## Number Theory: Lecture 17

In which we gain some further insight into the distribution of the primes.

• Proposition 52 (Legendre‘s formula): For $x \geq 10$, we have $\pi(x) = \pi(\sqrt{x}) - 1 + \lfloor x \rfloor - \sum_{p \leq \sqrt{x}} \lfloor \frac{x}{p} \rfloor + \sum_{p_1 < p_2 \leq \sqrt{x}} \lfloor \frac{x}{p_1 p_2} \rfloor - \dotsb$.  We saw that this follows nicely from the inclusion-exclusion principle.
• Lemma 53:  For any natural number $n$, we have $\frac{2^{2n}}{2n} \leq \binom{2n}{n} < 2^{2n}$.  These are both easy bounds arising from the expansion of $(1 + 1)^{2n}$ or from counting subsets of $\{1, 2, \dotsc, 2n \}$.
Lemma 54: For any $x \geq 1$, we have $\prod_{p \leq x} p \leq 4^x$.  We proved this for natural numbers $x$ using induction.
• Theorem 55 (Bertrand‘s postulate): For any natural number $n$, there is a prime $p$ with $n < p \leq 2n$.  Our strategy was to show that the product $\prod_{n < p \leq 2n} p$ is strictly bigger than 1.  We noticed that this product divides the binomial coefficient $\binom{2n}{n}$, and found an upper bound for the remainder of the contribution.  Next time we’ll finish studying this upper bound in order to obtain the lower bound on $\prod_{n < p \leq 2n}p$ that we wanted.  In the meantime, I encourage you to try to finish the proof for yourself.

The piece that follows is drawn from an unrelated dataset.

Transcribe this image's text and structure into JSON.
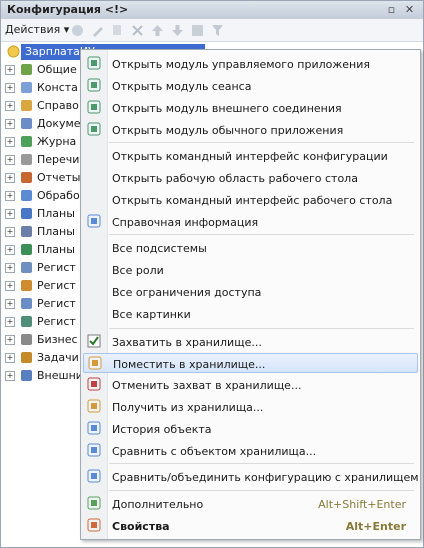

Erdős and Surányi (Topics in the theory of numbers) discuss Bertrand’s postulate and a number of other interesting results relating to the distribution of the primes.  There’s also a proof of Bertrand’s postulate in Hardy and Wright (An Introduction to the Theory of Numbers).

#### Preparation for Lecture 18

Of course, you should try to finish the proof of Bertrand’s postulate for yourself.

Then next time we’ll have another change of topic.  We’re going to think about approximating irrational numbers by rationals (Diophantine approximation).  The aim is to get a very good approximation by a rational with very small denominator.  How would you go about finding a good rational approximation to $\sqrt{2}$ or $\pi$, for example?  If you find a good approximation, can you be confident that it’s the best option?  (That is, could there be another rational with smaller denominator that gives a better approximation?)